Russland sieht den Westen und ausgebildete Kämpfer in Kiew am Werk. Janukowitsch scheint abgeschrieben zu sein, eine Alternative hat Moskau aber nicht.

Als „Zar“ beschimpfen die Demonstranten in Kiew ihren Präsidenten. Bild: ap

MOSKAU taz | Moskau hat den Triumph über die EU und die hintertriebene Annäherung mit der Ukraine noch gar nicht recht auskosten können, da macht sich schon Katerstimmung im Kreml breit. Seit die Demonstranten in Kiew neben der Unterzeichnung des Assoziierungsabkommens auch den Rücktritt des Präsidenten Wiktor Janukowitschs und der Regierung verlangen, klingeln in Russland die Alarmglocken.

Zu Besuch in Armenien meinte Präsident Wladimir Putin, die Proteste in der Ukraine seien weder eine Revolution noch eine Reaktion auf die Abkehr vom Integrationskurs mit der EU. Vielmehr handele es sich um den „Versuch der Opposition, die legitimen Machthaber zu stürzen“. Objektiven Beobachtern sei klar, dass „ausgebildete Gruppen von Kämpfern“ im Einsatz seien.

Zum zweiten Mal seit 2004 schätzt der Kreml die Lage in der Ukraine falsch ein. Damals löste die Unterstützung des Präsidentschaftskandidaten Janukowitsch durch den Kreml die „orange Revolution“ aus.
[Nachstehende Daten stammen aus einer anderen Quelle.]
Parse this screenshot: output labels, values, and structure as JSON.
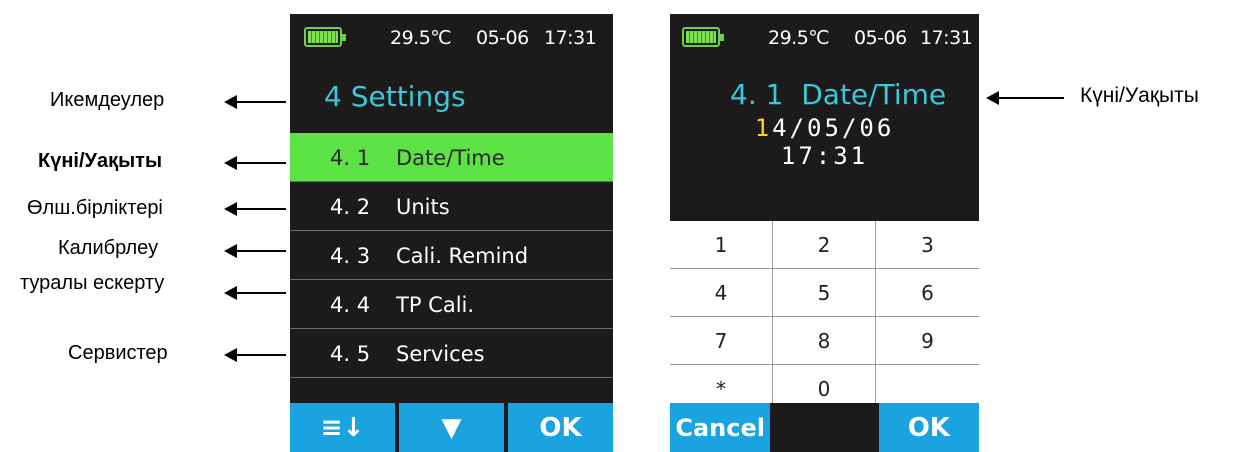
{
  "annotations": {
    "adjustments": "Икемдеулер",
    "date_time": "Күні/Уақыты",
    "units": "Өлш.бірліктері",
    "cali_remind_line1": "Калибрлеу",
    "cali_remind_line2": "туралы ескерту",
    "services": "Сервистер",
    "right_date_time": "Күні/Уақыты"
  },
  "left_screen": {
    "status": {
      "temperature": "29.5℃",
      "date": "05-06",
      "time": "17:31"
    },
    "title": "4 Settings",
    "menu": [
      {
        "num": "4. 1",
        "label": "Date/Time",
        "selected": true
      },
      {
        "num": "4. 2",
        "label": "Units",
        "selected": false
      },
      {
        "num": "4. 3",
        "label": "Cali. Remind",
        "selected": false
      },
      {
        "num": "4. 4",
        "label": "TP Cali.",
        "selected": false
      },
      {
        "num": "4. 5",
        "label": "Services",
        "selected": false
      }
    ],
    "softkeys": {
      "list_icon": "≡↓",
      "down_icon": "▼",
      "ok": "OK"
    }
  },
  "right_screen": {
    "status": {
      "temperature": "29.5℃",
      "date": "05-06",
      "time": "17:31"
    },
    "title": "4. 1  Date/Time",
    "date_cursor_digit": "1",
    "date_rest": "4/05/06",
    "time_value": "17:31",
    "keypad": [
      "1",
      "2",
      "3",
      "4",
      "5",
      "6",
      "7",
      "8",
      "9",
      "*",
      "0",
      ""
    ],
    "softkeys": {
      "cancel": "Cancel",
      "ok": "OK"
    }
  },
  "colors": {
    "screen_bg": "#1c1a1a",
    "title_cyan": "#3cc8d8",
    "selected_green": "#5ce244",
    "softkey_blue": "#1ba3e0",
    "battery_green": "#6fcf4a",
    "cursor_yellow": "#f7d51d"
  }
}
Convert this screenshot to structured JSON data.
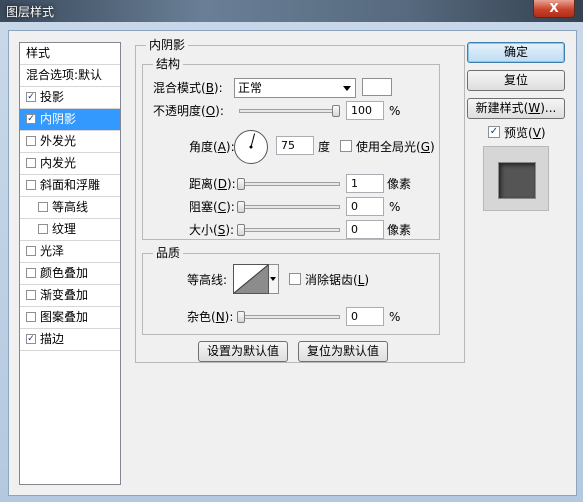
{
  "window": {
    "title": "图层样式",
    "close_label": "X"
  },
  "styles_list": {
    "header": "样式",
    "blend_options": "混合选项:默认",
    "items": [
      {
        "label": "投影",
        "checked": true
      },
      {
        "label": "内阴影",
        "checked": true,
        "selected": true
      },
      {
        "label": "外发光",
        "checked": false
      },
      {
        "label": "内发光",
        "checked": false
      },
      {
        "label": "斜面和浮雕",
        "checked": false
      },
      {
        "label": "等高线",
        "checked": false
      },
      {
        "label": "纹理",
        "checked": false
      },
      {
        "label": "光泽",
        "checked": false
      },
      {
        "label": "颜色叠加",
        "checked": false
      },
      {
        "label": "渐变叠加",
        "checked": false
      },
      {
        "label": "图案叠加",
        "checked": false
      },
      {
        "label": "描边",
        "checked": true
      }
    ]
  },
  "panel": {
    "title": "内阴影",
    "structure": {
      "title": "结构",
      "blend_mode_label": "混合模式(",
      "blend_mode_key": "B",
      "blend_mode_suffix": "):",
      "blend_mode_value": "正常",
      "blend_color": "#ffffff",
      "opacity_label": "不透明度(",
      "opacity_key": "O",
      "opacity_suffix": "):",
      "opacity_value": "100",
      "opacity_unit": "%",
      "opacity_level": 1.0,
      "angle_label": "角度(",
      "angle_key": "A",
      "angle_suffix": "):",
      "angle_value": "75",
      "angle_unit": "度",
      "global_light_label": "使用全局光(",
      "global_light_key": "G",
      "global_light_suffix": ")",
      "global_light_checked": false,
      "distance_label": "距离(",
      "distance_key": "D",
      "distance_suffix": "):",
      "distance_value": "1",
      "distance_unit": "像素",
      "choke_label": "阻塞(",
      "choke_key": "C",
      "choke_suffix": "):",
      "choke_value": "0",
      "choke_unit": "%",
      "size_label": "大小(",
      "size_key": "S",
      "size_suffix": "):",
      "size_value": "0",
      "size_unit": "像素"
    },
    "quality": {
      "title": "品质",
      "contour_label": "等高线:",
      "antialias_label": "消除锯齿(",
      "antialias_key": "L",
      "antialias_suffix": ")",
      "antialias_checked": false,
      "noise_label": "杂色(",
      "noise_key": "N",
      "noise_suffix": "):",
      "noise_value": "0",
      "noise_unit": "%"
    },
    "make_default_label": "设置为默认值",
    "reset_default_label": "复位为默认值"
  },
  "buttons": {
    "ok_label": "确定",
    "reset_label": "复位",
    "new_style_label": "新建样式(",
    "new_style_key": "W",
    "new_style_suffix": ")...",
    "preview_label": "预览(",
    "preview_key": "V",
    "preview_suffix": ")",
    "preview_checked": true
  }
}
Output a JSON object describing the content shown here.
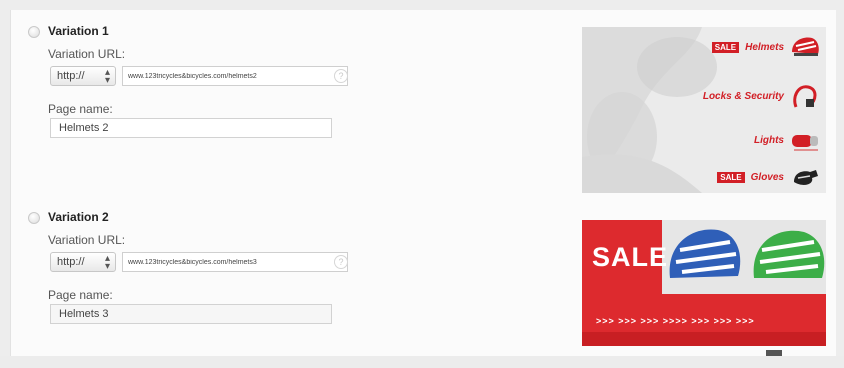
{
  "variations": [
    {
      "title": "Variation 1",
      "url_label": "Variation URL:",
      "protocol": "http://",
      "url": "www.123tricycles&bicycles.com/helmets2",
      "page_label": "Page name:",
      "page_name": "Helmets 2"
    },
    {
      "title": "Variation 2",
      "url_label": "Variation URL:",
      "protocol": "http://",
      "url": "www.123tricycles&bicycles.com/helmets3",
      "page_label": "Page name:",
      "page_name": "Helmets 3"
    }
  ],
  "help_glyph": "?",
  "banner1": {
    "rows": [
      {
        "badge": "SALE",
        "label": "Helmets"
      },
      {
        "badge": "",
        "label": "Locks & Security"
      },
      {
        "badge": "",
        "label": "Lights"
      },
      {
        "badge": "SALE",
        "label": "Gloves"
      }
    ]
  },
  "banner2": {
    "sale_text": "SALE",
    "arrows_text": ">>> >>> >>> >>>> >>> >>> >>>"
  },
  "colors": {
    "accent_red": "#d21f26",
    "helmet_blue": "#2f5fb8",
    "helmet_green": "#3cae48"
  }
}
Auch diesmal steuert Kiew auf eine längere Konfrontation zu. Wieder heizt Russland die gefürchtete Revolution beim Nachbarn selbst an. Auch diesmal sieht das russische Staatsfernsehen wieder westliche Drahtzieher am Werk. Dass die ukrainische Öffentlichkeit beweglicher und emanzipierter ist als die russische, will in Moskau niemand wahrhaben.

Schock in Moskau

Welcher Schock der politischen Kaste in Moskau in die Knochen gefahren sein muss, zeigte sich in der Politsendung „Sonntagabend“ im Staatsfernsehen. Moderator Wladimir Solowjew und sein Kollege, der Ukrainespezialist Dmitri Kiseljew, hatten Mühe, die Fassung zu wahren.

Niemand wagte eine Prognose, wie es in der Ukraine weitergehen werde. Nur so viel schien klar: Russlands politische Elite hat Janukowitsch abgeschrieben und verfügt über keinen anderen Kandidaten.
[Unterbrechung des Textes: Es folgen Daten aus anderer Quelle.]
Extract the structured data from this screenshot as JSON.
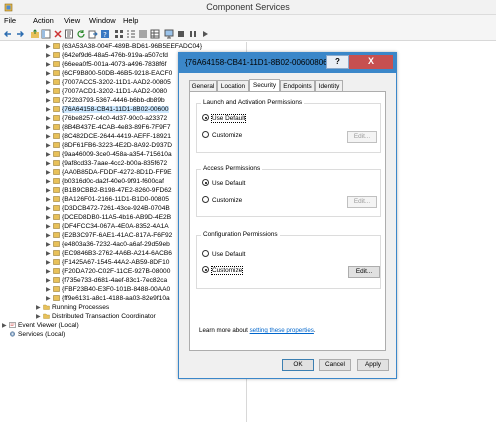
{
  "window": {
    "title": "Component Services"
  },
  "menu": [
    "File",
    "Action",
    "View",
    "Window",
    "Help"
  ],
  "toolbar": {
    "icons": [
      "back-icon",
      "forward-icon",
      "up-folder-icon",
      "show-tree-icon",
      "delete-icon",
      "properties-icon",
      "refresh-icon",
      "export-icon",
      "help-icon",
      "view-large-icon",
      "view-small-icon",
      "view-list-icon",
      "view-detail-icon",
      "computer-icon",
      "stop-icon",
      "pause-icon",
      "play-icon"
    ]
  },
  "tree": {
    "guids": [
      "{63A53A38-004F-489B-BD61-96B5EEFADC04}",
      "{642ef9d6-48a5-476b-919a-a507cfd",
      "{66eea0f5-001a-4073-a496-7838f6f",
      "{6CF9B800-50DB-46B5-9218-EACF0",
      "{7007ACC5-3202-11D1-AAD2-00805",
      "{7007ACD1-3202-11D1-AAD2-0080",
      "{722b3793-5367-4446-b6bb-db89b",
      "{76A64158-CB41-11D1-8B02-00600",
      "{76be8257-c4c0-4d37-90c0-a23372",
      "{8B4B437E-4CAB-4e83-89F6-7F9F7",
      "{8C482DCE-2644-4419-AEFF-18921",
      "{8DF61FB6-3223-4E2D-8A92-D937D",
      "{9aa46009-3ce0-458a-a354-715610a",
      "{9af8cd33-7aae-4cc2-b00a-835f672",
      "{AA0B85DA-FDDF-4272-8D1D-FF9E",
      "{b0316d0c-da2f-40e0-9f91-f600caf",
      "{B1B9CBB2-B198-47E2-8260-9FD62",
      "{BA126F01-2166-11D1-B1D0-00805",
      "{D3DCB472-7261-43ce-924B-0704B",
      "{DCED8DB0-11A5-4b16-AB9D-4E2B",
      "{DF4FCC34-067A-4E0A-8352-4A1A",
      "{E2B3C97F-6AE1-41AC-817A-F6F92",
      "{e4803a36-7232-4ac0-a6af-29d59eb",
      "{EC9846B3-2762-4A6B-A214-6ACB6",
      "{F1425A67-1545-44A2-AB59-8DF10",
      "{F20DA720-C02F-11CE-927B-08000",
      "{f735e733-d681-4aef-83c1-7ec82ca",
      "{FBF23B40-E3F0-101B-8488-00AA0",
      "{ff9e6131-a8c1-4188-aa03-82e9f10a"
    ],
    "bottom_items": [
      {
        "label": "Running Processes"
      },
      {
        "label": "Distributed Transaction Coordinator"
      }
    ],
    "root_items": [
      {
        "label": "Event Viewer (Local)"
      },
      {
        "label": "Services (Local)"
      }
    ]
  },
  "dialog": {
    "title": "{76A64158-CB41-11D1-8B02-00600806D9B6} P...",
    "help_label": "?",
    "close_label": "X",
    "tabs": [
      "General",
      "Location",
      "Security",
      "Endpoints",
      "Identity"
    ],
    "active_tab": "Security",
    "groups": [
      {
        "title": "Launch and Activation Permissions",
        "options": [
          "Use Default",
          "Customize"
        ],
        "selected": "Use Default",
        "edit_label": "Edit...",
        "edit_enabled": false
      },
      {
        "title": "Access Permissions",
        "options": [
          "Use Default",
          "Customize"
        ],
        "selected": "Use Default",
        "edit_label": "Edit...",
        "edit_enabled": false
      },
      {
        "title": "Configuration Permissions",
        "options": [
          "Use Default",
          "Customize"
        ],
        "selected": "Customize",
        "edit_label": "Edit...",
        "edit_enabled": true
      }
    ],
    "learn_prefix": "Learn more about ",
    "learn_link": "setting these properties",
    "learn_suffix": ".",
    "buttons": {
      "ok": "OK",
      "cancel": "Cancel",
      "apply": "Apply"
    }
  },
  "colors": {
    "dialog_title": "#3b87c9",
    "close": "#c75050",
    "link": "#0066cc",
    "selection": "#cde8ff"
  }
}
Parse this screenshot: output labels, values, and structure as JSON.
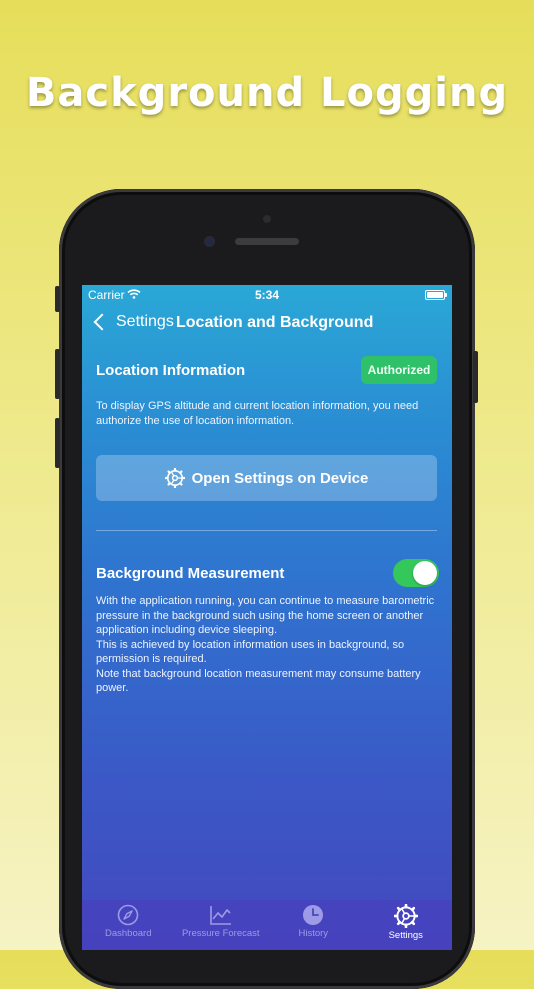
{
  "promo": {
    "title": "Background Logging"
  },
  "status_bar": {
    "carrier": "Carrier",
    "time": "5:34"
  },
  "nav": {
    "back_label": "Settings",
    "title": "Location and Background"
  },
  "location": {
    "heading": "Location Information",
    "badge": "Authorized",
    "description": "To display GPS altitude and current location information, you need authorize the use of location information.",
    "button_label": "Open Settings on Device"
  },
  "background": {
    "heading": "Background Measurement",
    "toggle_on": true,
    "description": "With the application running, you can continue to measure barometric pressure in the background such using the home screen or another application including device sleeping.\nThis is achieved by location information uses in background, so permission is required.\nNote that background location measurement may consume battery power."
  },
  "tabs": [
    {
      "label": "Dashboard",
      "icon": "compass-icon",
      "active": false
    },
    {
      "label": "Pressure Forecast",
      "icon": "chart-icon",
      "active": false
    },
    {
      "label": "History",
      "icon": "clock-icon",
      "active": false
    },
    {
      "label": "Settings",
      "icon": "gear-icon",
      "active": true
    }
  ],
  "colors": {
    "authorized_badge": "#2fc06a",
    "toggle_on": "#34c759",
    "tab_active": "#ffffff",
    "tab_inactive": "#9e9be6"
  }
}
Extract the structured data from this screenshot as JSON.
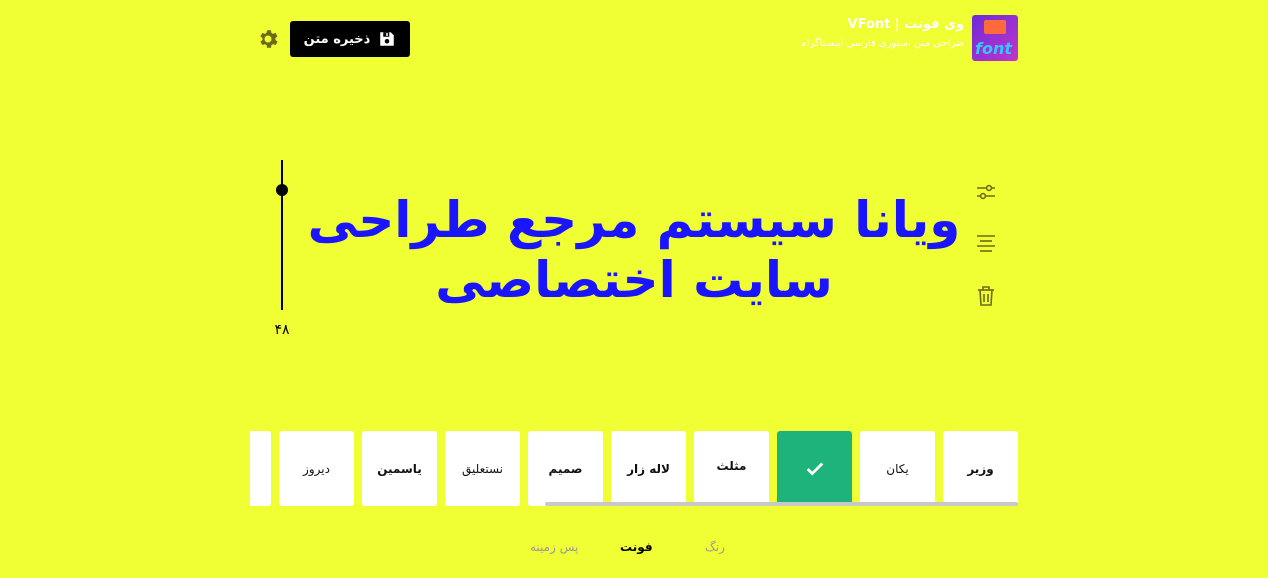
{
  "header": {
    "logo_text": "font",
    "title": "وی فونت | VFont",
    "subtitle": "طراحی متن استوری فارسی اینستاگرام",
    "save_label": "ذخیره متن"
  },
  "slider": {
    "value": "۴۸",
    "level": 0.8
  },
  "main_text": {
    "line1": "ویانا سیستم مرجع طراحی",
    "line2": "سایت اختصاصی"
  },
  "fonts": [
    {
      "label": "وزیر",
      "bold": true
    },
    {
      "label": "یکان",
      "bold": false
    },
    {
      "label": "",
      "selected": true
    },
    {
      "label": "مثلث",
      "bold": true
    },
    {
      "label": "لاله زار",
      "bold": true
    },
    {
      "label": "صمیم",
      "bold": true
    },
    {
      "label": "نستعلیق",
      "script": true
    },
    {
      "label": "یاسمین",
      "bold": true
    },
    {
      "label": "دیروز",
      "bold": false
    },
    {
      "label": "",
      "bold": false
    }
  ],
  "tabs": {
    "background": "پس زمینه",
    "font": "فونت",
    "color": "رنگ"
  },
  "colors": {
    "background": "#f0ff33",
    "text": "#1a14ff",
    "selected": "#1db37a"
  }
}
Janukowitsch wurde vorgeworfen, Kiew kampflos preisgegeben zu haben. Nach den schweren Auseinandersetzungen in der Nacht zu Sonnabend hatte der Präsident die Polizei vom Versammlungsplatz Maidan zurückgezogen. Nun werde die im Gefängnis sitzende Oppositionelle und Expremierministerin „Julia Timoschenko endgültig zum Totengräber der jetzigen Machthaber“ fürchtete Kiseljew.

Anarchie und Extremismus

Moskaus Moderatoren hätten gerne etwas mehr Entschlossenheit seitens Janukowitschs gesehen. Ohne Sicherheitskräfte, meinte der aus Kiew zugeschaltete Korrespondent, fühle er sich Anarchie und Extremismus ausgeliefert.

Damit beschrieb er unfreiwillig ein Wesensmerkmal, worin sich Russland und die Ukraine unterscheiden. Ob bei der Finanzierung oder der Organisation des Protestes, die Hand des Westens sei überall zu spüren, lautete das Fazit des Staatsfernsehens.

Zu guter Letzt gab der Moderator noch seiner Hoffnung Ausdruck: Wünschenswert wäre es, wenn die EU und der Westen sich Russland zum Vorbild nähmen. Das hätte nämlich verstanden, dass die Innenpolitik der Ukraine die Angelegenheit Kiews sei.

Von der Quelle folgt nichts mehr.